As competitive riders, Brent and Brad both
recognized that old bulls found at sale barns
usually don’t make the best professional rodeo
stock. Occasionally, a "gem" turns up, but they saw
a need for a more scientific approach to the
breeding and conditioning of bucking bulls.
They invested in Plummer bloodlines — a line of
bad-tempered bucking bulls bred by the late Charlie
Plummer of Sayre, Okla., beginning in the 1960s. The
bloodline actually dates to the 1940s, when the late
Tom Harlan, a cattle breeder and rodeo organizer
from nearby Kellerville, Texas, started breeding
these cattle, whose lineage can be traced back to
ancient England. BAJA Cattle Company’s Plummer-bred
stock came from Wardie Cordell in Childress, Texas,
who produced the Jack Daniels Happy Hour line.
The Judice family now uses artificial
insemination in their breeding program and, this
year, they’re moving to an embryo transfer program.

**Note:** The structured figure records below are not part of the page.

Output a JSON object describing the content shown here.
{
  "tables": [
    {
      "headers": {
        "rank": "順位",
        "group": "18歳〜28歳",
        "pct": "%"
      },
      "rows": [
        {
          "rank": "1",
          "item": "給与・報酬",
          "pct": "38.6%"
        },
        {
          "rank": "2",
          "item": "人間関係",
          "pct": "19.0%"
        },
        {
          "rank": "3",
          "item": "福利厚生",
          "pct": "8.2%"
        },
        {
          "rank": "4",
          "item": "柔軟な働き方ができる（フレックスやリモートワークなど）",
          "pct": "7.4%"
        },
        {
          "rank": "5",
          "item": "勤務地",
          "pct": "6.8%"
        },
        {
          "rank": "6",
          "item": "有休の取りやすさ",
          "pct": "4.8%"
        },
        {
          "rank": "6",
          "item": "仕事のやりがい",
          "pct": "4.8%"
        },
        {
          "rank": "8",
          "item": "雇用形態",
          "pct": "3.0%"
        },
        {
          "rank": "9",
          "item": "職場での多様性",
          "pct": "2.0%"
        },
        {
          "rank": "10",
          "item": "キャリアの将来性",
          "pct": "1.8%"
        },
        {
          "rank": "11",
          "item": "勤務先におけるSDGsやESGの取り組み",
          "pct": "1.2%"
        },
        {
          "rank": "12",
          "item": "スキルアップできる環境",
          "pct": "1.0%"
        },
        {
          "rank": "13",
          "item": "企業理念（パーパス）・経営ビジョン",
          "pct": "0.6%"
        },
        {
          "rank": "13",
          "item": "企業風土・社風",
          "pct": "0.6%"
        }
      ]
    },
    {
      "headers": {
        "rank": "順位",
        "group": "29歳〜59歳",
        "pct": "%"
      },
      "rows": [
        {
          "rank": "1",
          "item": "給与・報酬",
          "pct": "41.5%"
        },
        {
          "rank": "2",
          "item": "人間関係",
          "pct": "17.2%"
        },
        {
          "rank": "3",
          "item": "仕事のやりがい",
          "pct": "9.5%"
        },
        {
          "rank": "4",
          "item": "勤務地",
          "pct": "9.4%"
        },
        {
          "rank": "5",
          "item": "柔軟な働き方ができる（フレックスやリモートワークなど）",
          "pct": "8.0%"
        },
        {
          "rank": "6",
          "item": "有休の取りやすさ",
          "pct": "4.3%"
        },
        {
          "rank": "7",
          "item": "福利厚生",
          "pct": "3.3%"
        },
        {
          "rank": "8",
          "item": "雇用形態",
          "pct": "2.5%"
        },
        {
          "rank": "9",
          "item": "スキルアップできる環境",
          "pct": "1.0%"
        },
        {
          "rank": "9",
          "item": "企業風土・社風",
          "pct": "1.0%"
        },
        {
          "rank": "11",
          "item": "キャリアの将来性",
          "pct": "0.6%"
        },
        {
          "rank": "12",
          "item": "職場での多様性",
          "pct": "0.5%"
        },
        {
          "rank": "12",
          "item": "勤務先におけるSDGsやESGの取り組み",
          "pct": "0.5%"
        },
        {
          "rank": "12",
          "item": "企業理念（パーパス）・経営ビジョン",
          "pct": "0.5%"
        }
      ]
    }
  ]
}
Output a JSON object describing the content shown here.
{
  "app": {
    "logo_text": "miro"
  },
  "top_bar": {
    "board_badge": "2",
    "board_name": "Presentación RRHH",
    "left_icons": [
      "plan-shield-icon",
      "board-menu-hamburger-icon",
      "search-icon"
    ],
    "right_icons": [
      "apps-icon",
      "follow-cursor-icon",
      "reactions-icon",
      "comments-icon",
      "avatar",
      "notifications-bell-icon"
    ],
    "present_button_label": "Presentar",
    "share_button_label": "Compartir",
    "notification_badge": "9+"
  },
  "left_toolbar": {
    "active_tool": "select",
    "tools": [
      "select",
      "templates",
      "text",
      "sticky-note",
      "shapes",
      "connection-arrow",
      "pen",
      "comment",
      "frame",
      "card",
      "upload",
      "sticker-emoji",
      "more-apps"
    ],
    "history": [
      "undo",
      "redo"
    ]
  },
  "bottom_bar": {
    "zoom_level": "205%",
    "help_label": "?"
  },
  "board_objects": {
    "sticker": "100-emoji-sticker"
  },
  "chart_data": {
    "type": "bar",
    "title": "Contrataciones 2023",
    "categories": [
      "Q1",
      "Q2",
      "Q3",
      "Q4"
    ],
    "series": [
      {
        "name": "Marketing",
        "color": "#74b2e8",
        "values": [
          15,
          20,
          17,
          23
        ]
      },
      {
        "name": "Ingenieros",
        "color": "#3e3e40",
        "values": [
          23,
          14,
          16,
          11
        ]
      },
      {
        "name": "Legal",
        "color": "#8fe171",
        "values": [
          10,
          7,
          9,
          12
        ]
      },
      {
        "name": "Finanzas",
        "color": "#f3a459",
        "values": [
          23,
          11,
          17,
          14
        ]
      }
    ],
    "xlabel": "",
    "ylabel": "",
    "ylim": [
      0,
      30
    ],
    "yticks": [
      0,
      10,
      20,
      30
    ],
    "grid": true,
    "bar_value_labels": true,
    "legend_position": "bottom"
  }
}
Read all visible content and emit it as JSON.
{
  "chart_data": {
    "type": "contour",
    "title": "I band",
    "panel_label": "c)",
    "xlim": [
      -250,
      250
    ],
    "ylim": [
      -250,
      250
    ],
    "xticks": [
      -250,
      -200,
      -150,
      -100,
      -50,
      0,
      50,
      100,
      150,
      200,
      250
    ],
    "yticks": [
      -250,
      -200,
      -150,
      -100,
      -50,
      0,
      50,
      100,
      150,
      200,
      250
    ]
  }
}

Treated Well and Fed First
With a significant investment in
the herd of 50 cows and 85 bulls, BAJA Catttle
Company sees that the animals are treated well.
"They do eat the groceries," Sandy says. "They take
a lot of grass."
The Judices supplement the grass with a specially
mixed feed, and they maintain close ties with
veterinarians at Oklahoma State University and with
Hi-Pro feed nutritionists. "We’ve worked with their
nutritionists, and they’ve formulated feed for us,"
Brent says. "It’s specifically for bucking bulls."
Sandy claims that the bucking bulls are better
cared for than almost any other ranch animal. "They
eat well," Brent says, "even when they’re on the
road."
The bulls generally travel in their own
18-wheeler, with Brent along to take care of them.
"We never leave them on the trailer more than eight
hours," he says.
When they’re on long trips, the bulls are
unloaded and rested, and fed and watered.
"They get fed before we do," he says.
After all, they are prized athletes. "They have to
perform eight seconds a week," says Sandy.